I guess I'd prefer that people shoot themselves in the foot with their own automatic failover schemes, instead of using a publicized ready-to-use system which has marketing materials (name, website, spec, multiple implementations) which lead them to believe it is bulletproof, and these systems end up being used in for a bunch of general-purpose cases without specific consideration for their failure modes. In this case, the "marketing" is just the fact that you're behind it, and redis really is solid for what it is.
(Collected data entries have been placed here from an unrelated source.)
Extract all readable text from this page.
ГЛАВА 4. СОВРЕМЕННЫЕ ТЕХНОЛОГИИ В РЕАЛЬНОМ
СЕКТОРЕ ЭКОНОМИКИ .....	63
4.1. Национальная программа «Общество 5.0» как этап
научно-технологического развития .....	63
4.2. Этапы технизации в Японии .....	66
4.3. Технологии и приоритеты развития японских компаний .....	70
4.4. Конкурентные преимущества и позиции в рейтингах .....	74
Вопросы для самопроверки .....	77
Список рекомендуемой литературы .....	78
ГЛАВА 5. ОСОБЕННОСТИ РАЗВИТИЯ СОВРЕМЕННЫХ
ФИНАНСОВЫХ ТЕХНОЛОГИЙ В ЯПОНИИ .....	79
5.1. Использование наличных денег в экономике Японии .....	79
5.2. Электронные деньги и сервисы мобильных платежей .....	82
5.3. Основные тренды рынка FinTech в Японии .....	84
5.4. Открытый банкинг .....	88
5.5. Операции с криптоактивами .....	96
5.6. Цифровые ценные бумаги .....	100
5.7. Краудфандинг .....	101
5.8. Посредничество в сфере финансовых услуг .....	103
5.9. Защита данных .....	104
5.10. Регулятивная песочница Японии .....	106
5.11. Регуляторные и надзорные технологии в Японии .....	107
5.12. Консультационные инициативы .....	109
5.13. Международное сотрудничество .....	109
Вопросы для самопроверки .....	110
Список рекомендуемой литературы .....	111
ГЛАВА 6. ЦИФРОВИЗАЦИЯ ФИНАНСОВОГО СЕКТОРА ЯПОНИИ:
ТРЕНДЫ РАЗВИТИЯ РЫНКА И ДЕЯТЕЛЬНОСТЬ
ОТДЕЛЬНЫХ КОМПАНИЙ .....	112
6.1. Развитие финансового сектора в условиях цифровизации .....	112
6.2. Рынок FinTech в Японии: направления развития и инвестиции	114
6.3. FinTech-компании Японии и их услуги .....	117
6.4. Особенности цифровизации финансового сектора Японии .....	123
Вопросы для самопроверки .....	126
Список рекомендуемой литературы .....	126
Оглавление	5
(Usually I avoid automatic promotion/fail-over altogether. It's often not a good idea. Instead I find some application-specific way of operating in a degraded state until a human operator can confirm a configuration change. So service is degraded for some minutes, but potential calamity of automatic systems doing wrong things with lots of customer data is averted.)
It's really not your responsibility to make sure the open source software you offer to the world for free is used appropriately. But people like me will be annoyed when it contributes to the over-complicated-and-not-working messes (not directly your fault) we have to clean up :)
One specific comment: http://redis.io/topics/distlock notes the random value used to lock/unlock to prevent unlocking a lock from another process. But at that point, the action just before the unlock could very well also have been done after the lock was acquired by another process. So while this is a good way to keep the lock state from being corrupted, it is really a side-note rather than a prominent feature, since if this happens, the data the lock was protecting could well have been corrupted.